Il Pd si frantuma sulla giustizia. Nel partito ora è guerra civile

Il no alle manette per Azzollini fa litigare l'ala fedele alle toghe e quella garantista. E dopo l'allarme Svimez si apre anche il fronte Sud: il 7 agosto direzione dedicata

Il Pd si frantuma sulla giustizia. Nel partito ora è guerra civile

Roma - C'è una faglia tutta nuova che si sta aprendo nel Pd, e il caso Azzollini ne è diventato il banco di prova ufficiale. È la faglia tra il blocco giustizialista abituato a obbedire senza se e senza ma alla magistratura militante e ad avallare sempre e comunque l'azione delle procure; e il finora timido blocco garantista, che vive con crescente insofferenza l'invadenza del potere giudiziario nella sfera politica. Il voto contro l'arresto di Azzollini e la netta presa di posizione del premier a sostegno della scelta del Senato (che non deve diventare «il passacarte delle Procure») sono stati una sorta di catalizzatore, che ha prodotto una reazione liberatoria. Così ieri ben dodici senatori del Pd (nomi noti che vanno da Pietro Ichino alla pasionaria anti-camorra Rosaria Capacchione, dal segretario del gruppo Francesco Russo a Alessandro Maran) hanno preso carta e penna e hanno buttato giù una durissima replica agli attacchi del collega di gruppo Felice Casson, ex pm e mancato sindaco di Venezia.

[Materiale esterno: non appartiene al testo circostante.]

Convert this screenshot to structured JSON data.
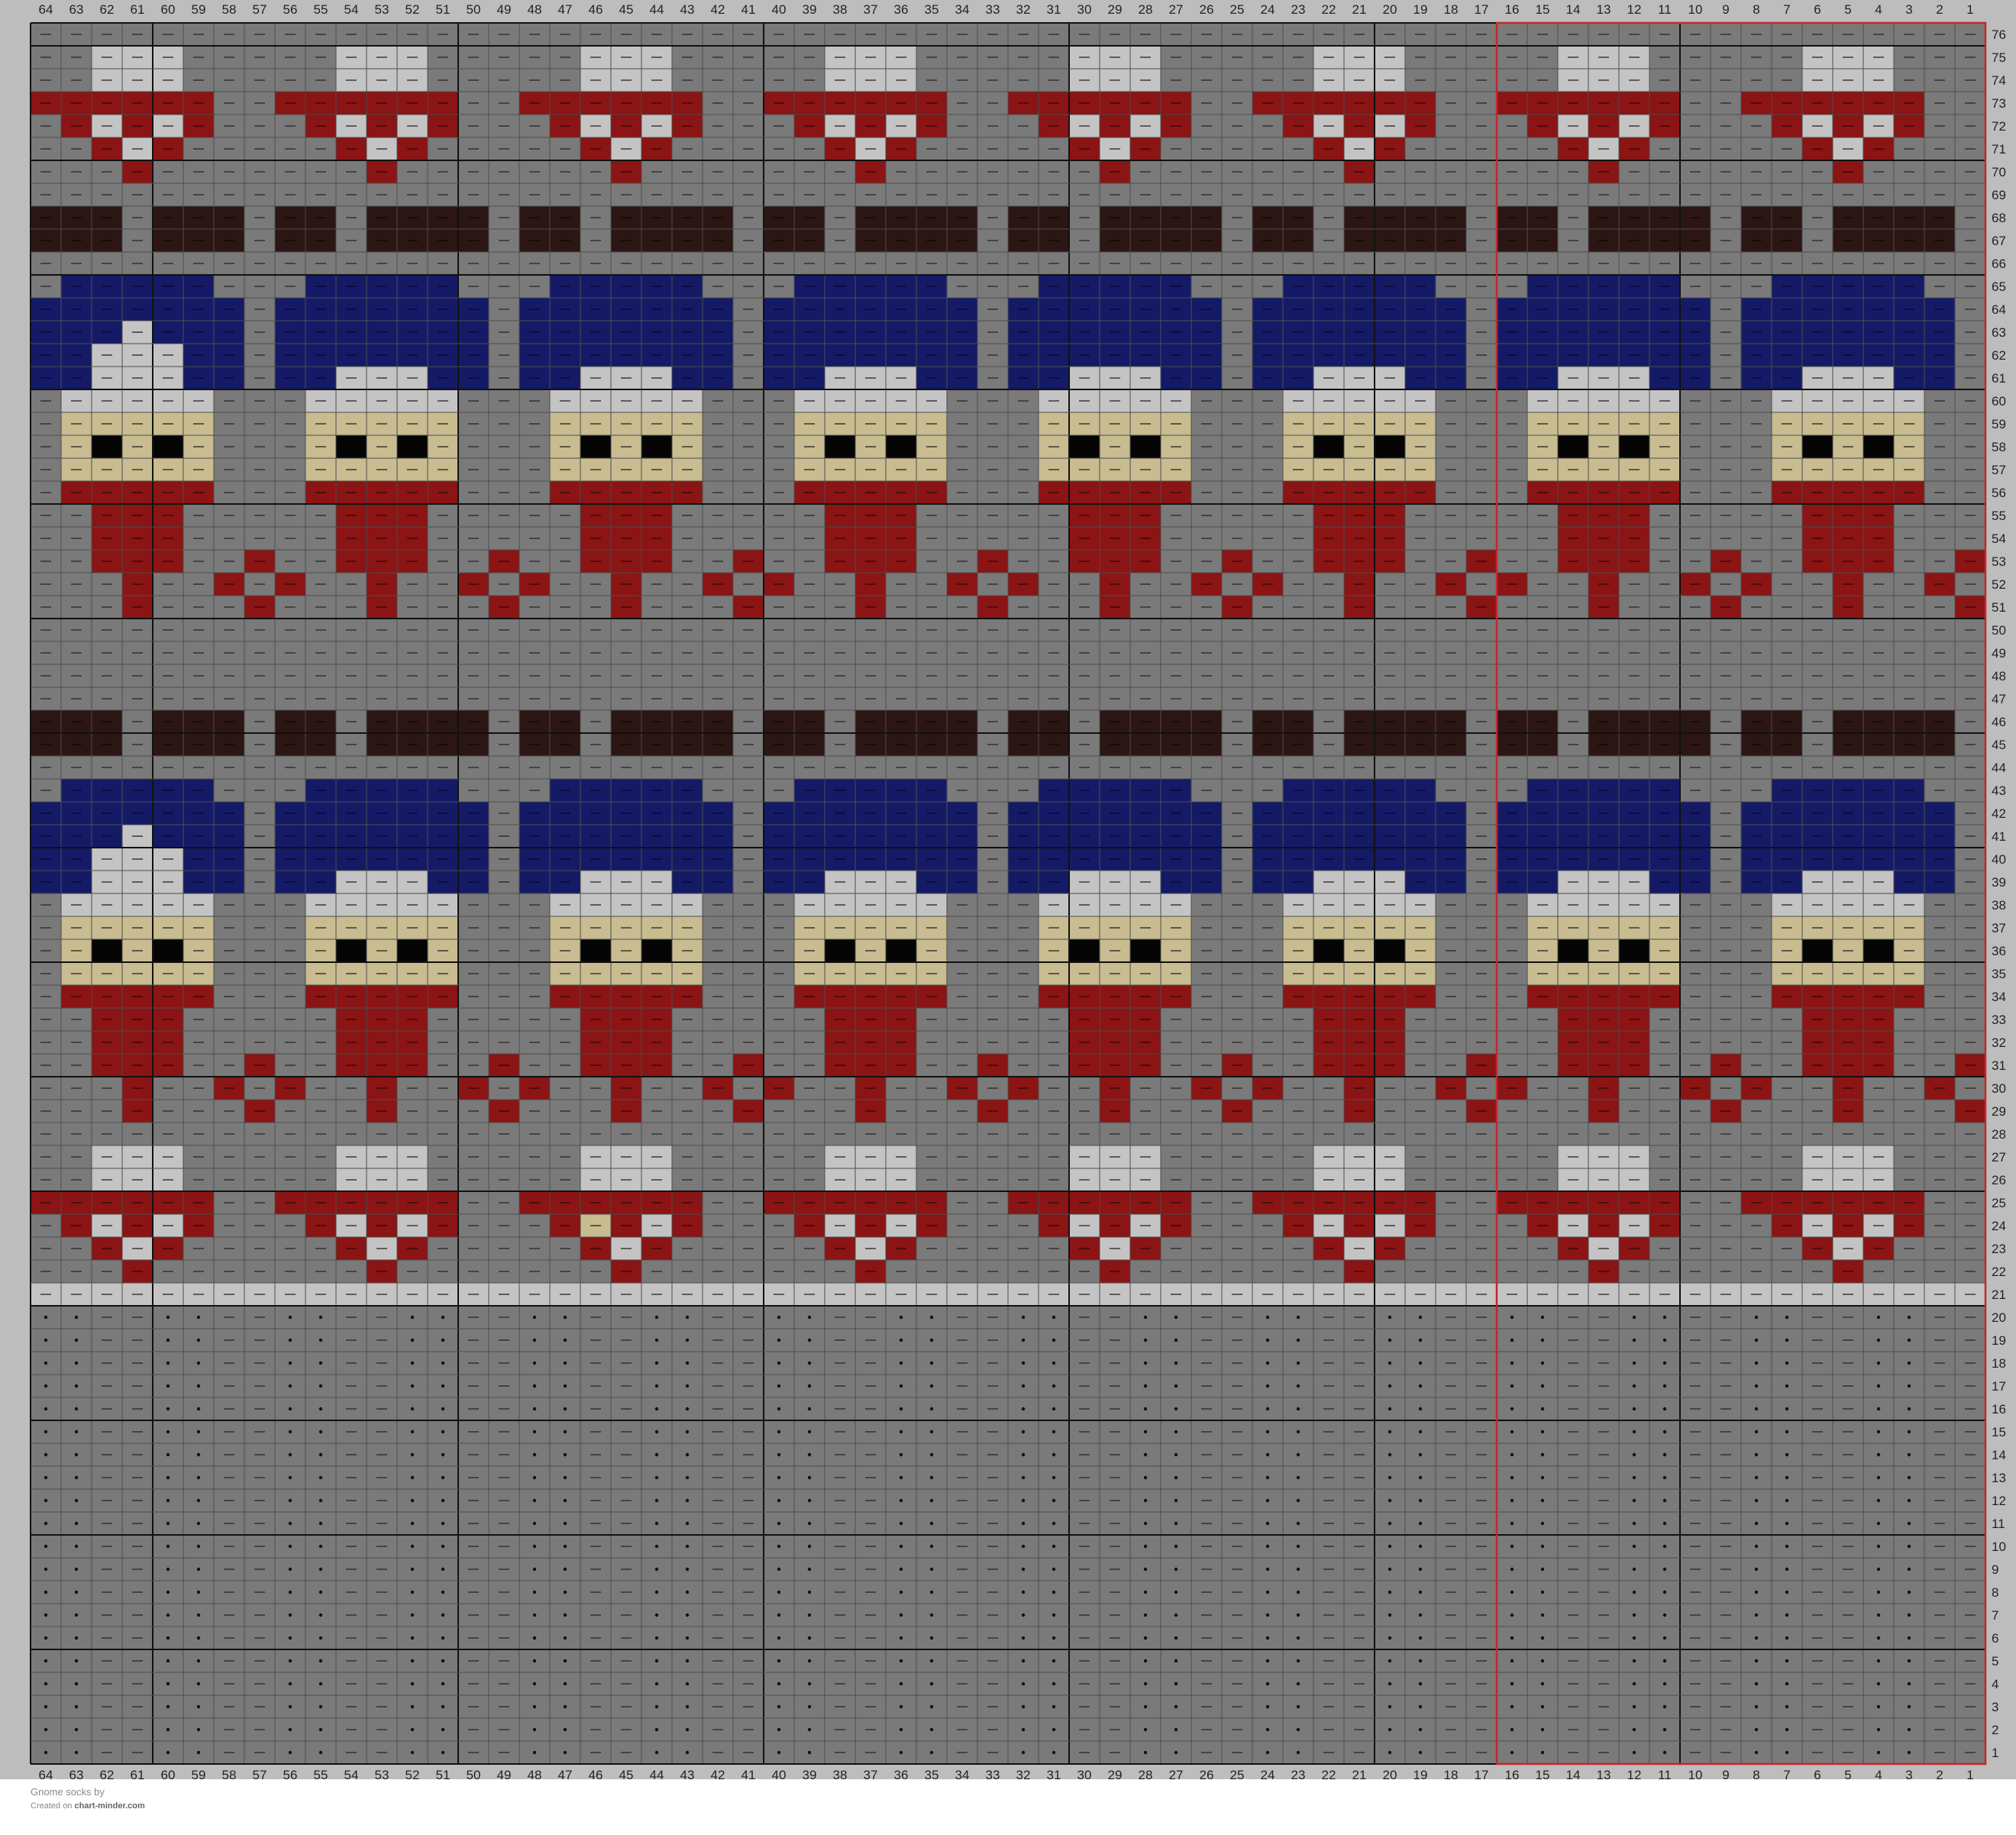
{
  "chart": {
    "columns": 64,
    "rows": 76,
    "colors": {
      "background": "#7a7a7a",
      "light": "#c4c4c4",
      "red": "#8b1414",
      "brown": "#2b1614",
      "navy": "#141a66",
      "skin": "#c8bc90",
      "eye": "#050505",
      "chart_border": "#c2282c",
      "grid_line": "#4d4d4d",
      "major_grid_line": "#111111"
    },
    "symbols": {
      "knit": "dash",
      "purl": "dot"
    },
    "rib_rows": [
      1,
      20
    ],
    "pattern_repeat_columns": [
      1,
      16
    ],
    "motif_repeat_width": 8,
    "gnome_band_bottom_rows": [
      29,
      51
    ],
    "edge_band_rows": [
      21,
      70
    ],
    "odd_cells": [
      {
        "col": 46,
        "row": 24,
        "color": "skin"
      }
    ]
  },
  "footer": {
    "title": "Gnome socks by",
    "credit_prefix": "Created on",
    "credit_site": "chart-minder.com"
  }
}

Il quale, in un'intervista (ovviamente a Repubblica ), aveva accusato di ogni nefandezza i sostenitori del no all'arresto. «Abbiamo pensato a lungo se replicargli - dicono i dodici - Ci ha convinto, oltre alla gratuita e offensiva sgradevolezza nei confronti di professionalità e moralità dei colleghi senatori Pd, la lettura fuorviante e caricaturale del rapporto politica-magistratura che ne emerge e che non appartiene certamente alla cultura del Pd». La scelta anti-arresto, spiegano, era perfettamente «legittima», visto che le carte non fugavano il sospetto di fumus persecutionis . Se mai era il «sì» alle manette a rappresentare «la scelta facile e strumentale di assecondare un populismo giustizialista che sembra di moda nel Paese». Parole molto nette, che segnano una forte presa di distanza da una sinistra sempre schiacciata, in questi anni, sulla linea dettata da Anm e Procure. Del resto è anche il vicepresidente del Csm (ed ex parlamentare Pd) Legnini a difendere le prerogative del Parlamento, dimenticate invece dai loro presidenti, Pietro Grasso in testa, e auspica che le parole di Renzi spingano i pm a «motivare in modo solido» le richieste di arresto.

Rispondendo ai lettori nella rubrica delle lettere all' Unità , Renzi non torna sul caso Azzollini. Rilancia invece sui tagli alle tasse sulla casa «giusti e anche equi»; lancia la sfida ai sindacati «in crisi» afflitti da «troppa burocrazia: girano più tessere che idee», proponendo «una buona legge sulla rappresentanza»; definisce la abolizione del bicameralismo «la madre di tutte le riforme: se la portiamo a casa avremo svoltato». E bacchetta le correnti del Pd, inclusa la sua: in troppi, dice «si occupano solo di cordate, anche tra chi ha votato per me».

E intanto, in risposta agli struggenti appelli di Roberto Saviano sul Sud «che muore» e alle pressanti richieste dei parlamentari meridionali del Pd, il premier-segretario convoca una direzione straordinaria del partito per il 7 agosto, «a carattere monotematico» tutto dedicata alla questione Mezzogiorno, dopo il rapporto catastrofista dello Svimez. «Ma le parole non bastano - chiosa acido dalla minoranza Pd Roberto Speranza - serve una sterzata del governo».